Password checker containing many conditional statements

Enter password to test: premaintenance disdainful hayloft seer
too long
your password strength is medium

Enter password to test: NXJCWGGDVQZO
your password strength is weak

Enter password to test: Password1
strong

Your knowledge of password strength is: weak.

Explanation

Password strength is normally measured in "bits of entropy" — the idea being that if a password has been picked randomly from a pool of similar passwords of size N, then its entropy is log₂N bits.

The first password I tried above was picked using a method suggested by Randall Munroe, like this:

>>> words = list(open('/usr/share/dict/words'))
>>> import random
>>> random.SystemRandom().shuffle(words)
>>> print(' '.join(w.strip() for w in words[:4]))
premaintenance disdainful hayloft seer

Its entropy can be calculated like this:

>>> from math import log
>>> l = len(words)
>>> log(l * (l - 1) * (l - 2) * (l - 3), 2)
71.39088438576361

This is a strong password—a cracker that tried a billion such passwords a second would take on average about 50,000 years to find it.

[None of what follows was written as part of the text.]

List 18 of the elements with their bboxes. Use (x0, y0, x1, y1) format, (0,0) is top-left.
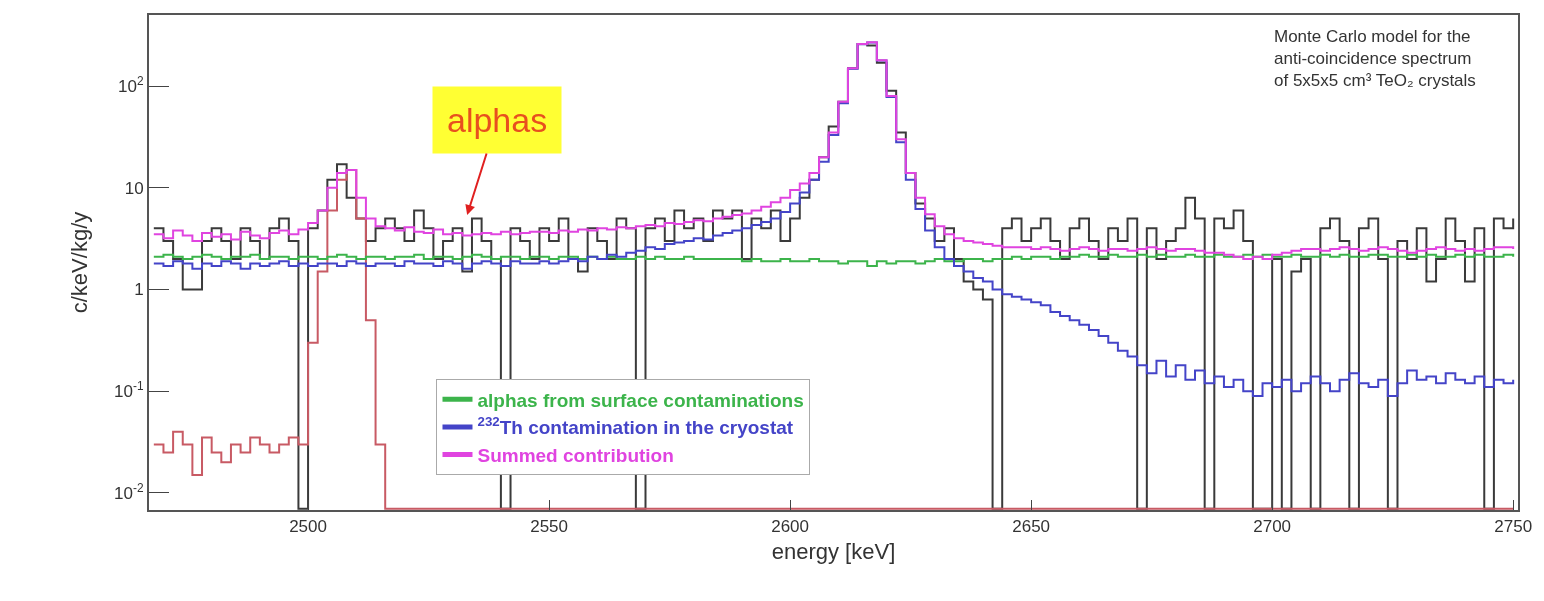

The second password is also strong, but not as good as the first. I generated it like this:

$ </dev/random base64 | tr -cd A-Z | head -c 12
NXJCWGGDVQZO

Its entropy is 12 × log₂26 = 56.4 bits.

The third password is, of course, the weakest. password1 is about the 600th most common password (according to Mark Burnett, here) and the initial capital letter is a common substitution that password cracking programs know all about.

Gareth's answer is correct and shows the real issues with what you are trying to achieve.

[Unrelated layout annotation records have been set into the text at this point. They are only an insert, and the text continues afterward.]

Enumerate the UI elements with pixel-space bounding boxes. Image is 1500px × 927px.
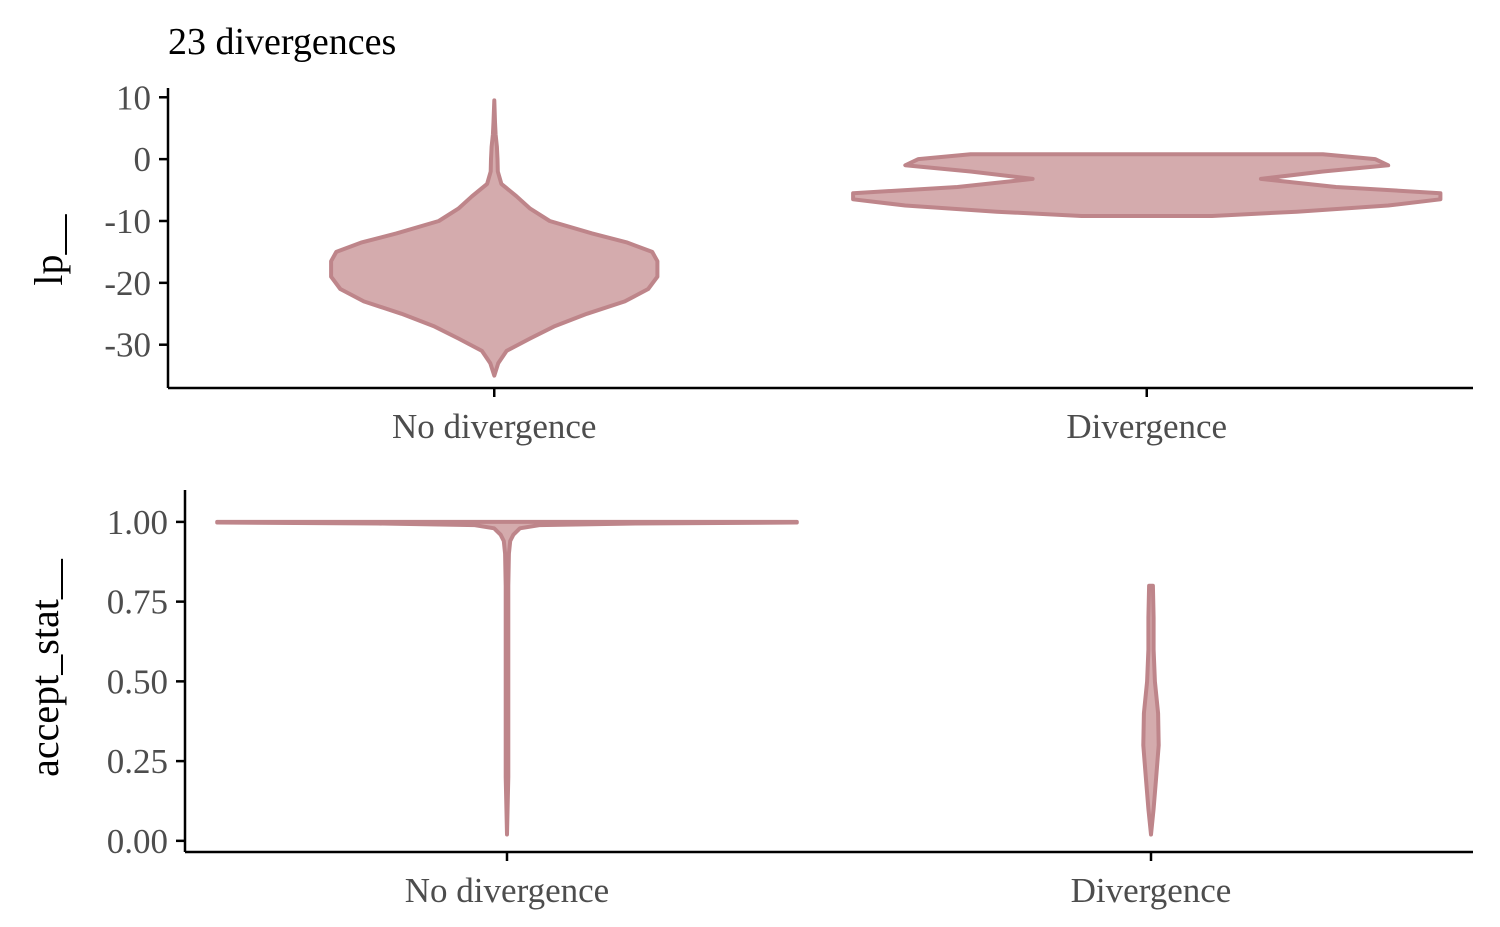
x-tick-label-no-divergence: No divergence	[405, 871, 609, 910]
y-tick-label: 1.00	[107, 503, 168, 542]
x-tick-label-divergence: Divergence	[1066, 407, 1227, 446]
violin-no-divergence	[329, 98, 660, 378]
y-tick-label: -10	[104, 202, 151, 241]
x-tick-label-divergence: Divergence	[1071, 871, 1232, 910]
y-tick-label: -30	[104, 326, 151, 365]
violin-divergence	[1141, 583, 1161, 837]
y-tick-label: 0.75	[107, 583, 168, 622]
y-tick-label: 10	[116, 78, 151, 117]
y-tick-label: 0.00	[107, 822, 168, 861]
y-axis-title: lp__	[26, 213, 71, 285]
figure-title: 23 divergences	[168, 21, 396, 63]
violin-divergence	[851, 152, 1443, 218]
panel-lp: 10 0 -10 -20 -30 No divergence Divergence lp__	[26, 78, 1473, 446]
y-tick-label: 0	[134, 140, 152, 179]
violin-no-divergence	[215, 519, 799, 837]
panel-accept-stat: 1.00 0.75 0.50 0.25 0.00 No divergence Diverge…	[22, 490, 1473, 910]
y-tick-label: -20	[104, 264, 151, 303]
x-tick-label-no-divergence: No divergence	[392, 407, 596, 446]
y-tick-label: 0.25	[107, 742, 168, 781]
y-tick-label: 0.50	[107, 662, 168, 701]
y-axis-title: accept_stat__	[22, 558, 67, 777]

For the sake of learning more, let's review the actual code.

What is good

• Your code is simple and easy to understand.
• You are using sum, isupper, islower and isnumeric properly.

What can be improved

• Don't repeat yourself :

You don't need to do something like :

if condition:
    foo
elif not condition:
    bar

Just write :

if condition:
    foo
else:
    bar

Also, you don't need to repeat print("your password strength is " + whatever).

The corresponding snippet can be written :

if caps >= 1:
    if lower >= 1:
        if nums >= 1:
            strength = scr[2]
        else:
            strength = scr[1]
    else:
        strength = scr[0]
else:
    strength = scr[1]
print("your password strength is " + scr[1])

• Keep things simple :

Also, because of the way Python evaluates integers as boolean, you can write the conditions : if caps:, if lower and if nums.

The r list is not used, get rid of it.

In a "normal" password checker, I guess it would be possible to factorise the different possible cases on the different criteria to make your code more concise. Here, I have troubles trying to see a logic behind the different cases you are considering. Why would a lower case password be medium no matter the other criteria while a pure upper case password would be weak...